23rd May 2015
This deep and somewhat unsettling comedy drama by Richard Everett was one I had not previously seen and with only 5 actors on stage it was a huge challenge for Ewhurst Players – however, they met the challenge head on and what a show it was!
The central character of Grace, inhabited, rather than acted by Patsy Mortimore, was the widow of the recently deceased vicar Bardolph – known as Bardie. Unwilling to let go of the past, Grace conversed with the ghost of Bardie (played by Barrie Heathcote in suitably gentle and scholarly way), pottering about in the greenhouse and visible only to her.
Their daughter Jo, played by Jay Garland, was with her mother, supporting her in her grief.
Come to visit her new home was the new vicar, Sarah, played by Catherine van’t Riet.
Grace’s missionary sister Ruth (Jane Biggins), down to earth and sensible, had also arrived to console, though much of the time seemed to be taken with sisterly bickering, childhood grudges coming to the surface – all beautifully timed and delivered by both ladies! However, in a wonderfully enacted scene, she then revealed that after a moment of rashness 30 years previously, she had borne a son, Jeremy – fathered by Bardie! She eventually revealed that she was the one who did the seducing!

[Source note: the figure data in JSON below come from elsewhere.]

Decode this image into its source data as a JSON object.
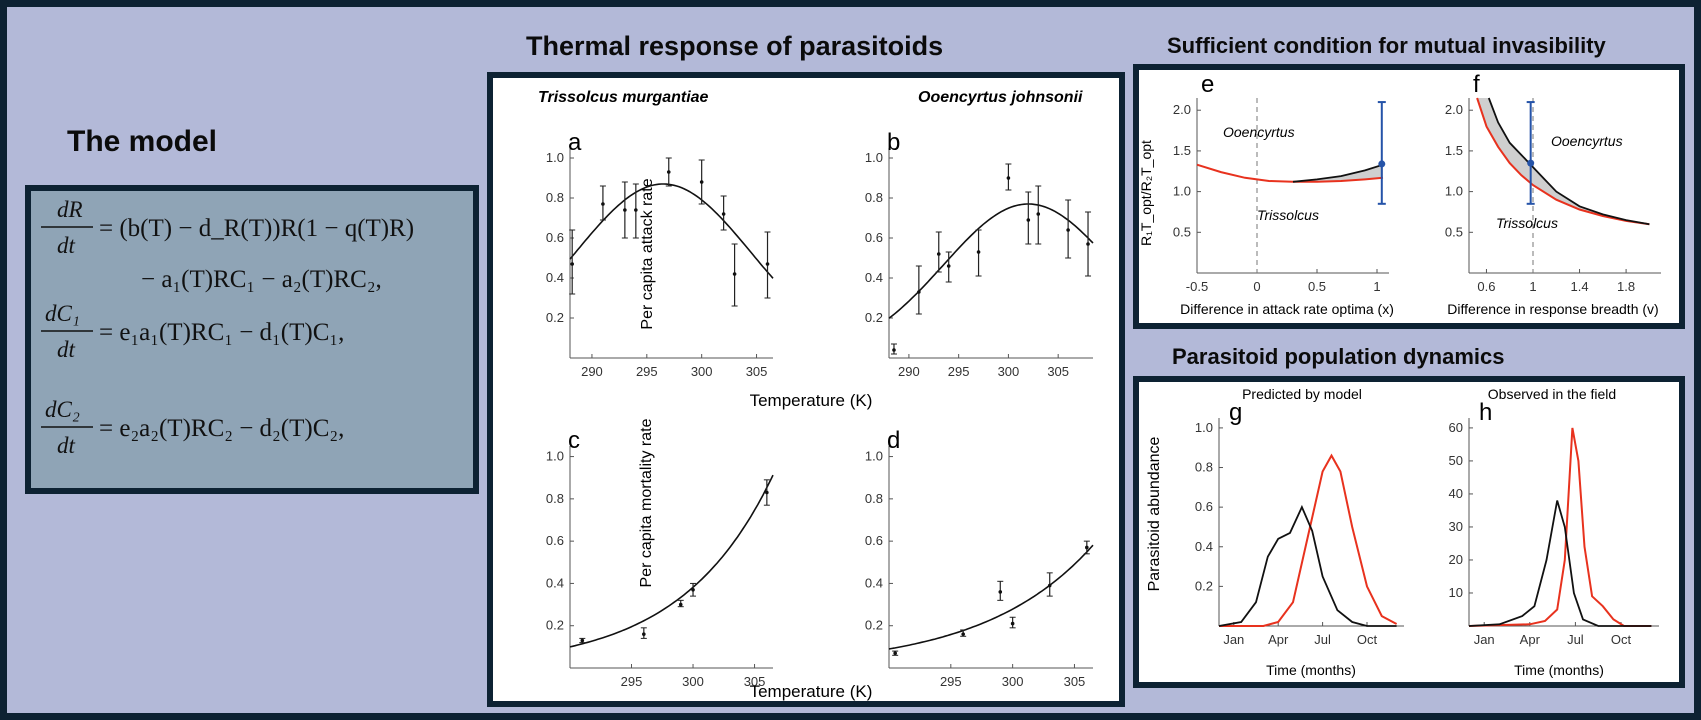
{
  "headings": {
    "model": "The model",
    "thermal": "Thermal response of parasitoids",
    "invasibility": "Sufficient condition for mutual invasibility",
    "dynamics": "Parasitoid population dynamics"
  },
  "equations": {
    "eq1_lhs_num": "dR",
    "eq1_lhs_den": "dt",
    "eq1_line1": "= (b(T) − d_R(T))R(1 − q(T)R)",
    "eq1_line2": "− a₁(T)RC₁ − a₂(T)RC₂,",
    "eq2_lhs_num": "dC₁",
    "eq2_lhs_den": "dt",
    "eq2_rhs": "= e₁a₁(T)RC₁ − d₁(T)C₁,",
    "eq3_lhs_num": "dC₂",
    "eq3_lhs_den": "dt",
    "eq3_rhs": "= e₂a₂(T)RC₂ − d₂(T)C₂,"
  },
  "thermal_panel": {
    "species_left": "Trissolcus murgantiae",
    "species_right": "Ooencyrtus johnsonii",
    "ylabel_top": "Per capita attack rate",
    "ylabel_bottom": "Per capita mortality rate",
    "xlabel_top": "Temperature (K)",
    "xlabel_bottom": "Temperature (K)"
  },
  "invasibility_panel": {
    "ylabel": "R₁T_opt/R₂T_opt",
    "xlabel_e": "Difference in attack rate optima (x)",
    "xlabel_f": "Difference in response breadth (v)",
    "e_upper_text": "Ooencyrtus",
    "e_lower_text": "Trissolcus",
    "f_upper_text": "Ooencyrtus",
    "f_lower_text": "Trissolcus"
  },
  "dynamics_panel": {
    "title_g": "Predicted by model",
    "title_h": "Observed in the field",
    "ylabel": "Parasitoid abundance",
    "xlabel_g": "Time (months)",
    "xlabel_h": "Time (months)"
  },
  "colors": {
    "background": "#b3b9d8",
    "frame": "#0d2233",
    "model_fill": "#8fa4b6",
    "black_curve": "#111111",
    "red_curve": "#e8321e",
    "blue_bar": "#2553a8",
    "shade": "#cfcfcf"
  },
  "chart_data": [
    {
      "id": "a",
      "type": "scatter",
      "label": "a",
      "xlim": [
        288,
        306.5
      ],
      "ylim": [
        0,
        1.05
      ],
      "xticks": [
        290,
        295,
        300,
        305
      ],
      "yticks": [
        0.2,
        0.4,
        0.6,
        0.8,
        1.0
      ],
      "points": [
        {
          "x": 288.2,
          "y": 0.47,
          "lo": 0.32,
          "hi": 0.64
        },
        {
          "x": 291.0,
          "y": 0.77,
          "lo": 0.69,
          "hi": 0.86
        },
        {
          "x": 293.0,
          "y": 0.74,
          "lo": 0.6,
          "hi": 0.88
        },
        {
          "x": 294.0,
          "y": 0.74,
          "lo": 0.6,
          "hi": 0.87
        },
        {
          "x": 297.0,
          "y": 0.93,
          "lo": 0.86,
          "hi": 1.0
        },
        {
          "x": 300.0,
          "y": 0.88,
          "lo": 0.77,
          "hi": 0.99
        },
        {
          "x": 302.0,
          "y": 0.72,
          "lo": 0.64,
          "hi": 0.81
        },
        {
          "x": 303.0,
          "y": 0.42,
          "lo": 0.26,
          "hi": 0.57
        },
        {
          "x": 306.0,
          "y": 0.47,
          "lo": 0.3,
          "hi": 0.63
        }
      ],
      "curve": {
        "kind": "gauss",
        "a": 0.87,
        "mu": 296.5,
        "sigma": 8.0
      }
    },
    {
      "id": "b",
      "type": "scatter",
      "label": "b",
      "xlim": [
        288,
        308.5
      ],
      "ylim": [
        0,
        1.05
      ],
      "xticks": [
        290,
        295,
        300,
        305
      ],
      "yticks": [
        0.2,
        0.4,
        0.6,
        0.8,
        1.0
      ],
      "points": [
        {
          "x": 288.5,
          "y": 0.04,
          "lo": 0.02,
          "hi": 0.07
        },
        {
          "x": 291.0,
          "y": 0.33,
          "lo": 0.22,
          "hi": 0.46
        },
        {
          "x": 293.0,
          "y": 0.52,
          "lo": 0.43,
          "hi": 0.63
        },
        {
          "x": 294.0,
          "y": 0.46,
          "lo": 0.38,
          "hi": 0.53
        },
        {
          "x": 297.0,
          "y": 0.53,
          "lo": 0.41,
          "hi": 0.64
        },
        {
          "x": 300.0,
          "y": 0.9,
          "lo": 0.84,
          "hi": 0.97
        },
        {
          "x": 302.0,
          "y": 0.69,
          "lo": 0.57,
          "hi": 0.83
        },
        {
          "x": 303.0,
          "y": 0.72,
          "lo": 0.57,
          "hi": 0.86
        },
        {
          "x": 306.0,
          "y": 0.64,
          "lo": 0.5,
          "hi": 0.79
        },
        {
          "x": 308.0,
          "y": 0.57,
          "lo": 0.41,
          "hi": 0.73
        }
      ],
      "curve": {
        "kind": "gauss",
        "a": 0.77,
        "mu": 302.0,
        "sigma": 8.5
      }
    },
    {
      "id": "c",
      "type": "scatter",
      "label": "c",
      "xlim": [
        290,
        306.5
      ],
      "ylim": [
        0,
        1.05
      ],
      "xticks": [
        295,
        300,
        305
      ],
      "yticks": [
        0.2,
        0.4,
        0.6,
        0.8,
        1.0
      ],
      "points": [
        {
          "x": 291.0,
          "y": 0.13,
          "lo": 0.12,
          "hi": 0.14
        },
        {
          "x": 296.0,
          "y": 0.16,
          "lo": 0.14,
          "hi": 0.19
        },
        {
          "x": 299.0,
          "y": 0.3,
          "lo": 0.29,
          "hi": 0.32
        },
        {
          "x": 300.0,
          "y": 0.37,
          "lo": 0.34,
          "hi": 0.4
        },
        {
          "x": 306.0,
          "y": 0.83,
          "lo": 0.77,
          "hi": 0.89
        }
      ],
      "curve": {
        "kind": "exp",
        "a": 0.1,
        "x0": 290,
        "k": 0.134
      }
    },
    {
      "id": "d",
      "type": "scatter",
      "label": "d",
      "xlim": [
        290,
        306.5
      ],
      "ylim": [
        0,
        1.05
      ],
      "xticks": [
        295,
        300,
        305
      ],
      "yticks": [
        0.2,
        0.4,
        0.6,
        0.8,
        1.0
      ],
      "points": [
        {
          "x": 290.5,
          "y": 0.07,
          "lo": 0.06,
          "hi": 0.08
        },
        {
          "x": 296.0,
          "y": 0.16,
          "lo": 0.15,
          "hi": 0.18
        },
        {
          "x": 299.0,
          "y": 0.36,
          "lo": 0.32,
          "hi": 0.41
        },
        {
          "x": 300.0,
          "y": 0.21,
          "lo": 0.19,
          "hi": 0.24
        },
        {
          "x": 303.0,
          "y": 0.39,
          "lo": 0.34,
          "hi": 0.45
        },
        {
          "x": 306.0,
          "y": 0.57,
          "lo": 0.54,
          "hi": 0.6
        }
      ],
      "curve": {
        "kind": "exp",
        "a": 0.09,
        "x0": 290,
        "k": 0.113
      }
    },
    {
      "id": "e",
      "type": "line",
      "label": "e",
      "xlim": [
        -0.5,
        1.1
      ],
      "ylim": [
        0,
        2.15
      ],
      "xticks": [
        -0.5,
        0.0,
        0.5,
        1.0
      ],
      "yticks": [
        0.5,
        1.0,
        1.5,
        2.0
      ],
      "vline": 0.0,
      "red": [
        [
          -0.5,
          1.33
        ],
        [
          -0.3,
          1.24
        ],
        [
          -0.1,
          1.17
        ],
        [
          0.1,
          1.13
        ],
        [
          0.3,
          1.12
        ],
        [
          0.5,
          1.12
        ],
        [
          0.7,
          1.13
        ],
        [
          0.9,
          1.15
        ],
        [
          1.05,
          1.17
        ]
      ],
      "black": [
        [
          0.3,
          1.12
        ],
        [
          0.5,
          1.15
        ],
        [
          0.7,
          1.19
        ],
        [
          0.9,
          1.26
        ],
        [
          1.05,
          1.33
        ]
      ],
      "errorbar": {
        "x": 1.04,
        "y": 1.34,
        "lo": 0.85,
        "hi": 2.1
      }
    },
    {
      "id": "f",
      "type": "line",
      "label": "f",
      "xlim": [
        0.45,
        2.1
      ],
      "ylim": [
        0,
        2.15
      ],
      "xticks": [
        0.6,
        1.0,
        1.4,
        1.8
      ],
      "yticks": [
        0.5,
        1.0,
        1.5,
        2.0
      ],
      "vline": 1.0,
      "red": [
        [
          0.52,
          2.15
        ],
        [
          0.6,
          1.8
        ],
        [
          0.7,
          1.55
        ],
        [
          0.8,
          1.35
        ],
        [
          0.9,
          1.2
        ],
        [
          1.0,
          1.08
        ],
        [
          1.2,
          0.9
        ],
        [
          1.4,
          0.78
        ],
        [
          1.6,
          0.7
        ],
        [
          1.8,
          0.64
        ],
        [
          2.0,
          0.6
        ]
      ],
      "black": [
        [
          0.62,
          2.15
        ],
        [
          0.7,
          1.85
        ],
        [
          0.8,
          1.6
        ],
        [
          0.9,
          1.45
        ],
        [
          0.98,
          1.33
        ],
        [
          1.1,
          1.15
        ],
        [
          1.2,
          1.0
        ],
        [
          1.4,
          0.82
        ],
        [
          1.6,
          0.72
        ],
        [
          1.8,
          0.65
        ],
        [
          2.0,
          0.6
        ]
      ],
      "errorbar": {
        "x": 0.98,
        "y": 1.35,
        "lo": 0.85,
        "hi": 2.1
      }
    },
    {
      "id": "g",
      "type": "line",
      "label": "g",
      "xlim": [
        0,
        12.5
      ],
      "ylim": [
        0,
        1.05
      ],
      "xticks": [
        "Jan",
        "Apr",
        "Jul",
        "Oct"
      ],
      "xtick_pos": [
        1,
        4,
        7,
        10
      ],
      "yticks": [
        0.2,
        0.4,
        0.6,
        0.8,
        1.0
      ],
      "black": [
        [
          0,
          0.0
        ],
        [
          1.5,
          0.02
        ],
        [
          2.5,
          0.12
        ],
        [
          3.3,
          0.35
        ],
        [
          4,
          0.44
        ],
        [
          4.8,
          0.47
        ],
        [
          5.6,
          0.6
        ],
        [
          6.3,
          0.48
        ],
        [
          7,
          0.25
        ],
        [
          8,
          0.08
        ],
        [
          9,
          0.02
        ],
        [
          10,
          0.0
        ],
        [
          12,
          0.0
        ]
      ],
      "red": [
        [
          0,
          0.0
        ],
        [
          3,
          0.0
        ],
        [
          4,
          0.02
        ],
        [
          5,
          0.12
        ],
        [
          6,
          0.45
        ],
        [
          7,
          0.78
        ],
        [
          7.6,
          0.86
        ],
        [
          8.2,
          0.78
        ],
        [
          9,
          0.5
        ],
        [
          10,
          0.2
        ],
        [
          11,
          0.05
        ],
        [
          12,
          0.01
        ]
      ]
    },
    {
      "id": "h",
      "type": "line",
      "label": "h",
      "xlim": [
        0,
        12.5
      ],
      "ylim": [
        0,
        63
      ],
      "xticks": [
        "Jan",
        "Apr",
        "Jul",
        "Oct"
      ],
      "xtick_pos": [
        1,
        4,
        7,
        10
      ],
      "yticks": [
        10,
        20,
        30,
        40,
        50,
        60
      ],
      "black": [
        [
          0,
          0
        ],
        [
          2,
          0.5
        ],
        [
          3.5,
          3
        ],
        [
          4.3,
          6
        ],
        [
          5.1,
          20
        ],
        [
          5.8,
          38
        ],
        [
          6.3,
          30
        ],
        [
          6.9,
          10
        ],
        [
          7.5,
          2
        ],
        [
          8.5,
          0
        ],
        [
          10,
          0
        ],
        [
          12,
          0
        ]
      ],
      "red": [
        [
          0,
          0
        ],
        [
          4,
          0.5
        ],
        [
          5,
          1.5
        ],
        [
          5.8,
          5
        ],
        [
          6.3,
          20
        ],
        [
          6.8,
          60
        ],
        [
          7.2,
          50
        ],
        [
          7.6,
          24
        ],
        [
          8.1,
          9
        ],
        [
          8.8,
          6
        ],
        [
          9.5,
          2
        ],
        [
          10.2,
          0
        ],
        [
          12,
          0
        ]
      ]
    }
  ]
}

This crushing revelation, central to the plot, and its ramifications gave the five actors great scope to show their talents. Patsy Mortimore was superb as Grace. She was on stage most of the time and the role was enormous. Her range of emotions and the depth of her acting ability were the cornerstone on which this mighty evening’s enjoyment was built.

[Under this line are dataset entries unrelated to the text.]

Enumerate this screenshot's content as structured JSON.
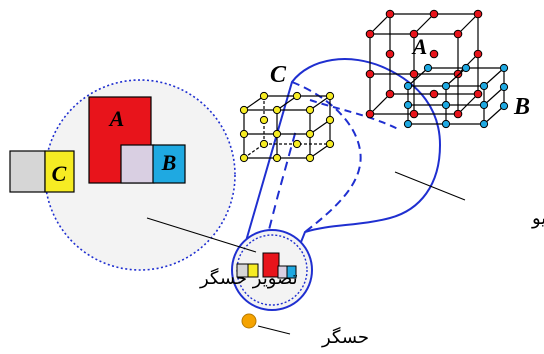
{
  "labels": {
    "object_a": "A",
    "object_b": "B",
    "object_c": "C",
    "image_a": "A",
    "image_b": "B",
    "image_c": "C",
    "perspective_plane": "صفحه پرسپکتیو",
    "sensor_image": "تصویر حسگر",
    "sensor": "حسگر"
  },
  "colors": {
    "outline_blue": "#1f2fd0",
    "red": "#e8141b",
    "cyan": "#1fa9e1",
    "yellow": "#f6ec23",
    "lavender": "#d9cfe2",
    "light_gray": "#d6d6d6",
    "circle_fill": "#f3f3f3",
    "sensor_orange": "#f5a300"
  }
}
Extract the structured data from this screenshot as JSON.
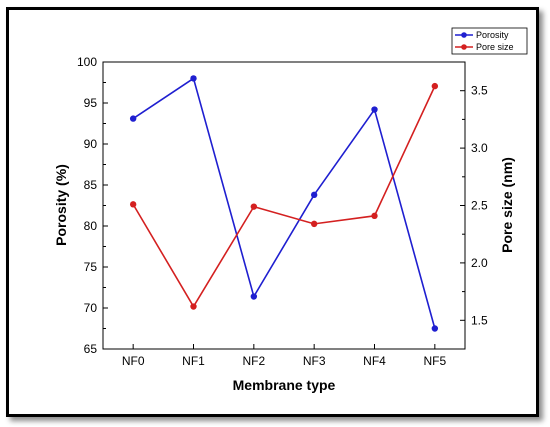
{
  "chart_data": {
    "type": "line",
    "categories": [
      "NF0",
      "NF1",
      "NF2",
      "NF3",
      "NF4",
      "NF5"
    ],
    "xlabel": "Membrane type",
    "ylabel_left": "Porosity (%)",
    "ylabel_right": "Pore size (nm)",
    "ylim_left": [
      65,
      100
    ],
    "ylim_right": [
      1.25,
      3.75
    ],
    "yticks_left": [
      65,
      70,
      75,
      80,
      85,
      90,
      95,
      100
    ],
    "yticks_right": [
      1.5,
      2.0,
      2.5,
      3.0,
      3.5
    ],
    "grid": false,
    "legend_position": "top-right",
    "series": [
      {
        "name": "Porosity",
        "axis": "left",
        "color": "#1f1fd0",
        "values": [
          93.1,
          98.0,
          71.4,
          83.8,
          94.2,
          67.5
        ]
      },
      {
        "name": "Pore size",
        "axis": "right",
        "color": "#d42020",
        "values": [
          2.51,
          1.62,
          2.49,
          2.34,
          2.41,
          3.54
        ]
      }
    ]
  }
}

Barrie Heathcote as her ghostly husband was a splendid foil to his wife’s waspishness, utterly believable as a bookish vicar, though emotionally unable to comprehend fully the depth of his wife’s distress. Their scenes together were delightful throughout.
Jane Biggins’ Ruth was played with great depth, defiance and guilt ridden angst mixed together.
Jay Garland was the worried daughter Jo, trying so hard but failing to keep the peace with an authenticity which was almost unnerving; a good person caught up in a ghastly situation not of her making.
Catherine van’t Riet, played the new vicar come to take over the parish, who was uncertain whether she could accept the position after all that had occurred, pitched Sarah perfectly
Throughout there was a real understanding of all the emotions which flowed through – guilt, anger, remorse, revenge, bewilderment and eventually love and redemption. Add to this some gems of dialogue – laughter and pathos flowed seamlessly.
Set in a rural quintessentially English vicarage garden, the set was fairly simple with centrally placed wrought iron chairs and table, with a greenhouse on one side and french windows leading into the house on the other. Upstage was a brick wall with an opening through to a backdrop of a typical rural scene of fields and hedges.
Staging was sensitively handled with use of freezes in shadow, spotlighting the relevant part of the stage where the action was taking place. There was an intimate feel which drew one into the action, agog for the next revelation! The sound effects were well handled, bird song and the rippling of the all important stream where Bardie died (or was he killed?)
The Director George Yates’ notes informed us that this play was a great success at the Chichester Festival Theatre (featuring a huge set and a real stream!). Having now seen this superb production, I can fully understand why. George thoroughly understood the great depth of this play and his five talented actors did him proud. Ewhurst Players, I salute you for providing a superb performance.
I, and my partner Sue, greatly enjoyed the whole evening and may I thank the Company for their now customary warm and attentive hospitality. The food and wine in the pre-show supper were almost, but not quite as good as the performance!